Section G Reg. of Ins.: Porter: Ins. Reg. 2.3 Flashcards
Describe background of Paul v. Virginia
Paul applied to become a licensed insurance agent in home state of VA for NY insurers. VA denied because insurers had not deposited required foreign insurer bond. Paul sold policies anyways and was arrested.
Describe Supreme Court verdict for Paul v. Virginia
Insurance is a contract delivered locally, thus insurance contract not interstate commerce.

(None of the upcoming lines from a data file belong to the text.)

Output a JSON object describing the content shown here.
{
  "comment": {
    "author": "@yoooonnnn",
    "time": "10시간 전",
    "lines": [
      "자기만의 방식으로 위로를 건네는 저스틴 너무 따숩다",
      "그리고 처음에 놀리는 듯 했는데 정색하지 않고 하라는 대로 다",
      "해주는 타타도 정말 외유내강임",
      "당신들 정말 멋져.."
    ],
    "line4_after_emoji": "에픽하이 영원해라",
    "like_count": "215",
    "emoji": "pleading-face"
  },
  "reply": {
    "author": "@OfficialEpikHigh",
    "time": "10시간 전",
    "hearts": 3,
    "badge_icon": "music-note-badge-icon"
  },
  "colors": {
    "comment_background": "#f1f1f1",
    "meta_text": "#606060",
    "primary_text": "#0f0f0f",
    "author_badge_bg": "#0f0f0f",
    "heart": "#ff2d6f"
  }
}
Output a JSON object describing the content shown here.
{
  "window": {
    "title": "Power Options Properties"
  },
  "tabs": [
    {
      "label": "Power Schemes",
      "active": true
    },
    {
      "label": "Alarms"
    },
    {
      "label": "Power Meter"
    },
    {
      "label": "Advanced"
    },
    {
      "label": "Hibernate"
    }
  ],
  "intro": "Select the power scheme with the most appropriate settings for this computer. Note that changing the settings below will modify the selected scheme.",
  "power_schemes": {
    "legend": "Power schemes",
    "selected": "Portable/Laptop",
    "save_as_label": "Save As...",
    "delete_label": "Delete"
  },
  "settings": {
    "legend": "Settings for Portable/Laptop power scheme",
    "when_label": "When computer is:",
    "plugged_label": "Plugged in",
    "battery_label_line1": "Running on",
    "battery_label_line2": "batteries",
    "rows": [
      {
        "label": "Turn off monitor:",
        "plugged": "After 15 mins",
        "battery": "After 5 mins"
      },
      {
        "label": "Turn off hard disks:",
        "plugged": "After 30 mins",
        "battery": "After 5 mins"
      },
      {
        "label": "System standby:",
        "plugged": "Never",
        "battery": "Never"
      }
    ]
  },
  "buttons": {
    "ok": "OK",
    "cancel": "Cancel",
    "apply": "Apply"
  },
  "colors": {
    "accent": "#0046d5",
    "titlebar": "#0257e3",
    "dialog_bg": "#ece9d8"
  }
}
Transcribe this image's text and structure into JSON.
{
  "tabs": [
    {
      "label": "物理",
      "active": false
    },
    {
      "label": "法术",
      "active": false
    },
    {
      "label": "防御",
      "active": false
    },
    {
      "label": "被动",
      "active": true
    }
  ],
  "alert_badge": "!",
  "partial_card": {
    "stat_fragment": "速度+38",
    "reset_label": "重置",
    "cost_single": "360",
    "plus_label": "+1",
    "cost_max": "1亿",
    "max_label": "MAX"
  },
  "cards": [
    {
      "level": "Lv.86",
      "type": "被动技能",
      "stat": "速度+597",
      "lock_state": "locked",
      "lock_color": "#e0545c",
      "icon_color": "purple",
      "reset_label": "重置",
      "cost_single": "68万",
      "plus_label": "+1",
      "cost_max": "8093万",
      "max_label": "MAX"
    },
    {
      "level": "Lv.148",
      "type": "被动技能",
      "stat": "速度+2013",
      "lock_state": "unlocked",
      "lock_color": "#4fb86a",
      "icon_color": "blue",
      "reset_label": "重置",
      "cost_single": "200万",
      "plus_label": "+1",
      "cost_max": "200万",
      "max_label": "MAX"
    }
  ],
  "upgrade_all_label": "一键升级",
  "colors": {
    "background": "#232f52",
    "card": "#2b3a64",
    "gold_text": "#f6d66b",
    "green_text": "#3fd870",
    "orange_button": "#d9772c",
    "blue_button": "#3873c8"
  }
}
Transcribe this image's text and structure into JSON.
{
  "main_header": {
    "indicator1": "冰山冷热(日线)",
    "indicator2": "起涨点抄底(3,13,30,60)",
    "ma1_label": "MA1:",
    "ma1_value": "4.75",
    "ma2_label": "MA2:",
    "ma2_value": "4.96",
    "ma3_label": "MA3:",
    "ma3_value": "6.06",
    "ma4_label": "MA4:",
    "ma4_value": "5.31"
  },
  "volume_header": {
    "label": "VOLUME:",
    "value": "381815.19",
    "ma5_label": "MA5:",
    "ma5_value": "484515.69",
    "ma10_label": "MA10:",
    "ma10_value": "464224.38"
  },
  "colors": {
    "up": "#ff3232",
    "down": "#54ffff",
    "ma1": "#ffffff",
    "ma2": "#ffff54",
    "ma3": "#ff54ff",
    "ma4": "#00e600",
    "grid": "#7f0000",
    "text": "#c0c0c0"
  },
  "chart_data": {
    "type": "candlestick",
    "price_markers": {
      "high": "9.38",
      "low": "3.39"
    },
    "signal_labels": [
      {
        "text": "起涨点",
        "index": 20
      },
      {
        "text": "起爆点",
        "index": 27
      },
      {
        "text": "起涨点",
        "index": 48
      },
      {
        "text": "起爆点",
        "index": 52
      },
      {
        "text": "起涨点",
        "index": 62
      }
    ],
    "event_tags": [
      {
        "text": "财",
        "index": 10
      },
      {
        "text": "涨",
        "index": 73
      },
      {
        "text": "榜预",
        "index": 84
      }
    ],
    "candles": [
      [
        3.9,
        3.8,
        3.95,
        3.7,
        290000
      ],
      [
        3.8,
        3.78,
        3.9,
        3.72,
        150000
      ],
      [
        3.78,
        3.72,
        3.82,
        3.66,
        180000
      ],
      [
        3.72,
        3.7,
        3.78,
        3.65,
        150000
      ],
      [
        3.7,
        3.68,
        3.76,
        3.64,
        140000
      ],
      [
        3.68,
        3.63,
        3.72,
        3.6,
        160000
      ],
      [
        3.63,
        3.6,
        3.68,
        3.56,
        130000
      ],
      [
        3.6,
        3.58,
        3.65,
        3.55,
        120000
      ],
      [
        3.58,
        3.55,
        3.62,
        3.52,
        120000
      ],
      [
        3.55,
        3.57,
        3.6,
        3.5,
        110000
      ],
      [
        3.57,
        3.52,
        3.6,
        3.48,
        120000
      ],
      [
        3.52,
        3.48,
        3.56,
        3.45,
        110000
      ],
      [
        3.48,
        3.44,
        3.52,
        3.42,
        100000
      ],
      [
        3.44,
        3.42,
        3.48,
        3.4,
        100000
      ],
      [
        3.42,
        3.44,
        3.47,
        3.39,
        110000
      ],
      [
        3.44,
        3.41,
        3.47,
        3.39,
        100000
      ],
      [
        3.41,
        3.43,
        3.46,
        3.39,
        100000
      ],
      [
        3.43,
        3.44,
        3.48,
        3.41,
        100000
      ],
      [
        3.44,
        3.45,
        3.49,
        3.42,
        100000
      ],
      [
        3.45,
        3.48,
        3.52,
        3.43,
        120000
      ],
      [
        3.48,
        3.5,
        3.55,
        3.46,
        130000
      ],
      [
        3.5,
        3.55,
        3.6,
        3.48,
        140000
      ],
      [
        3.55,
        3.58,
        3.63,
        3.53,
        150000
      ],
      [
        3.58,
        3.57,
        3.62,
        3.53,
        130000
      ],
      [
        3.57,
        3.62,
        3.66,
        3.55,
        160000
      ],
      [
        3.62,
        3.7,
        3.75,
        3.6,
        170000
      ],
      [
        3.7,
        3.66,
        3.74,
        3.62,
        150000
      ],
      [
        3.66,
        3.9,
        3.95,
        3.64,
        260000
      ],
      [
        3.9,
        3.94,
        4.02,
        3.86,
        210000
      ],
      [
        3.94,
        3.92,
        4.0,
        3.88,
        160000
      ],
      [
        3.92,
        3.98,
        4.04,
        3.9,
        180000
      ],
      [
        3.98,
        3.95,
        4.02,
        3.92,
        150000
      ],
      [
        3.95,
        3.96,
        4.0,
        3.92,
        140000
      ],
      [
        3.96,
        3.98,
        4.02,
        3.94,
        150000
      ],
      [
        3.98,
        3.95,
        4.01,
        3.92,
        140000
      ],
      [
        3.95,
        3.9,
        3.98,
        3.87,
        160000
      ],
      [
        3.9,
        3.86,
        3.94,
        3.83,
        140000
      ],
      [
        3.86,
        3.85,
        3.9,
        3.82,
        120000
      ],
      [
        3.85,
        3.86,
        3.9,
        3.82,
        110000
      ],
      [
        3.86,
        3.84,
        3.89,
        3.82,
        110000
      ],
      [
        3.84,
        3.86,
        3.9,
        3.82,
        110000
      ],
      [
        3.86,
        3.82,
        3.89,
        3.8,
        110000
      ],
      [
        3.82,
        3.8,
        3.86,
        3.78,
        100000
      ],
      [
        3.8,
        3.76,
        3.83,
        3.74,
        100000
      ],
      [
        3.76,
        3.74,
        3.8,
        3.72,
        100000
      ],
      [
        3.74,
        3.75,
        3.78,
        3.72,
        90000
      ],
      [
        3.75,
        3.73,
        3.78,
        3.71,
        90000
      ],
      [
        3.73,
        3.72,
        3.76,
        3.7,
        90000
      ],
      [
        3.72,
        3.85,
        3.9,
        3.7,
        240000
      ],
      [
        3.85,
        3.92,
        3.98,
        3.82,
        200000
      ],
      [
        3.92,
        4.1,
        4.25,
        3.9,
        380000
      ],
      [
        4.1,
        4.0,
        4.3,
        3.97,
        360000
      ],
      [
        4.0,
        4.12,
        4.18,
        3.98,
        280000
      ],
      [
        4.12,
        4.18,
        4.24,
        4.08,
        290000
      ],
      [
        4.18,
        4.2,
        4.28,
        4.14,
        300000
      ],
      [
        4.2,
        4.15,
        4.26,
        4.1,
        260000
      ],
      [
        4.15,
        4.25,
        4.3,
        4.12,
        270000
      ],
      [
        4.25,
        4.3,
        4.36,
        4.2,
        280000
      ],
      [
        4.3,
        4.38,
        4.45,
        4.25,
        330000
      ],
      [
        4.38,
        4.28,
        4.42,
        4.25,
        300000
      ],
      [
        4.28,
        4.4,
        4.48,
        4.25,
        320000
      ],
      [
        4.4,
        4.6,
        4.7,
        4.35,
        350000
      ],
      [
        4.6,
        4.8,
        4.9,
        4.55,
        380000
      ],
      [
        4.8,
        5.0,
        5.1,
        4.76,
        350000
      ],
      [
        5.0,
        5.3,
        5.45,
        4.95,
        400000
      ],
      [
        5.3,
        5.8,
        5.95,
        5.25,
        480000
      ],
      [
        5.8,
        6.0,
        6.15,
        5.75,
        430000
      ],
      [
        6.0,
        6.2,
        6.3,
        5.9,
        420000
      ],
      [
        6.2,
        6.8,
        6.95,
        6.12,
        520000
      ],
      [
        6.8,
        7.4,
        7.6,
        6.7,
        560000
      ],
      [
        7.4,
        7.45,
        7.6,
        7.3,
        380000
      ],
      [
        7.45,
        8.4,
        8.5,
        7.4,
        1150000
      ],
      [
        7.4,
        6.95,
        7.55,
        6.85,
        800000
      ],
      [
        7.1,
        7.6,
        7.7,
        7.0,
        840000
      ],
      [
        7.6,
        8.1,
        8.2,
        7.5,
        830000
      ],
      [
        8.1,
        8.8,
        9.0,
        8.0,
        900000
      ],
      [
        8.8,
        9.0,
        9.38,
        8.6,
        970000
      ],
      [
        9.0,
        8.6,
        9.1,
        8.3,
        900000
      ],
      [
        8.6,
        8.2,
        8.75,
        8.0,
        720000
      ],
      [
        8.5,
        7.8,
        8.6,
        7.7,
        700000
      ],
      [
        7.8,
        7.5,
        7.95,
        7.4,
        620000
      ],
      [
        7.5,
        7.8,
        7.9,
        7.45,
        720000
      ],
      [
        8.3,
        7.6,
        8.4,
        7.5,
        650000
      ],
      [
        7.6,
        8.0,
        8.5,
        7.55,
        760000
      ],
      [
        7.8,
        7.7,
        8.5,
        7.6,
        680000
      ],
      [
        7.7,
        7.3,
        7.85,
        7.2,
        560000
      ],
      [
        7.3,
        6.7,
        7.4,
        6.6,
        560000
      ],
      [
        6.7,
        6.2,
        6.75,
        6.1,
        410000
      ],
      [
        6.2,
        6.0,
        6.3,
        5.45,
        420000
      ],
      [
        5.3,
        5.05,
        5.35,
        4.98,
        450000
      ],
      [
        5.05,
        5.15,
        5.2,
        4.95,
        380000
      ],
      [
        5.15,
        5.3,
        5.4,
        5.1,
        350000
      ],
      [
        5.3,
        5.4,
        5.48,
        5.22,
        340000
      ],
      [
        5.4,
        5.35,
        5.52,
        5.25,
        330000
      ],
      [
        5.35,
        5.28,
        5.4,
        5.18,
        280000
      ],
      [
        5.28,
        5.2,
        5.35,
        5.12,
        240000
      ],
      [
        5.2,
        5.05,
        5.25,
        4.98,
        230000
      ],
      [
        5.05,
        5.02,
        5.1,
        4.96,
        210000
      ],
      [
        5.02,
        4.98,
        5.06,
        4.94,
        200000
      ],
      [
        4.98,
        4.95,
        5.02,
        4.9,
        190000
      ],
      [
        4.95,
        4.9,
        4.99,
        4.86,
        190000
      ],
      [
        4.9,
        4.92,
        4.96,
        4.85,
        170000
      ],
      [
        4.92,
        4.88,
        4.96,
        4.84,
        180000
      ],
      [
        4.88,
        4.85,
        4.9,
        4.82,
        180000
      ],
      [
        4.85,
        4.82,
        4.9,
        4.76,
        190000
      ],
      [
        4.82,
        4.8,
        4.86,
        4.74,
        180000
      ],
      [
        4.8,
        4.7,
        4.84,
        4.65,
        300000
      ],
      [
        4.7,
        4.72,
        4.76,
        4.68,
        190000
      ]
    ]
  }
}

States could continue to regulate own insurance market without violating Constitution.
Briefly describe two schools of thought about insurance compacts
- Compacts deter open and free competition
- In public’s best interests if it prevented insolvencies
Briefly describe the Sherman Act of 1890
Prohibits collusion in attempts to gain monopoly power
List activities for which the SEUA received criminal indictments:
- Continuing agreement and concert of action to take control of 90% of the fire and allied lines market
- Fixing premium rates and agents’ commissions
- Using boycott and other forms of coercion and intimidation to force non-SEUA members to comply
- Withdrawing rights of agents to represent SEUA members if they also represented non-SEUA companies
- Threatening insurance consumers with boycott and loss of patronage if they didn’t purchase insurance from SEUA members
Briefly describe why the indictments against SEUA were initially dismissed
Based on U.S. Supreme Court’s decision in Paul v. Virginia
Two key questions considered by the court when making the decision on SEUA
- Did Congress intend the Sherman act to prohibit insurer’s conduct of restraining or monopolizing business?
- Do insurance transactions across state lines constitute “commerce among several states”, which will subject them to Congressional regulation?
List some factors considered when determining whether insurance transactions across state lines constitutes “commerce among several states”
- Insurance is not a business that is distinct in each of the states, it is interconnected and interdependent among the states.
- Only 18 out of more than 200 SEUA members were domiciled in 1 of the 6 SEUA states.
- Intangible products, such as electrical impulses of telegraph transmissions, were subject to Congressional regulation.
- Other businesses make sales contracts in states where they do not have headquarters and these are subject to the Commerce Clause.
- Not a single business conducting business across state lines is beyond the regulatory powers of Congress. Insurer’s should not be an exception
Immediate effect of the SEUA decision
Federal legislation now applied to insurance
- The Sherman Act (1890): prohibits collusion in attempts to gain monopoly power
- The Clayton Act (1914): identified and made illegal practices that lessened competition or created monopoly power
Describe two practices prohibited by the Clayton Act of 1914
- Price discrimination
- Tying: requiring purchase of one product to purchase another
Briefly describe the Robinson-Patman Act (1936)
Amendment to Clayton Act
* Required price differences to be justified by reduced operating costs
State Regulators and insurance industry believed some forms of cooperation necessary. As a result, a subcommittee on federal legislation was established.
List some of its recommendations
- Congress must be pressured to enact legislation under Commerce Clause which allows states to continue to regulate insurance
- Sherman Act and Clayton Act must be amended to allow cooperative arrangements to establish adequate rates and coverages
- FTC Act and Robinson-Patman Act must be amended to exclude insurance
Describe the McCarran-Ferguson Act of 1945
Returned regulation of insurance back to states, as it was “in the public interest”
List the exceptions for which the McCarran-Ferguson Act will not apply
- If states are not regulating the activities
- Sherman Act continues to apply to the use of boycott, coercion, or intimidation
- If Congress passes a law that applies only to the insurance industry, it will supersede any state regulation
Following the McCarran-Ferguson act, the NAIC and state legislators began developing and implementing various insurance laws.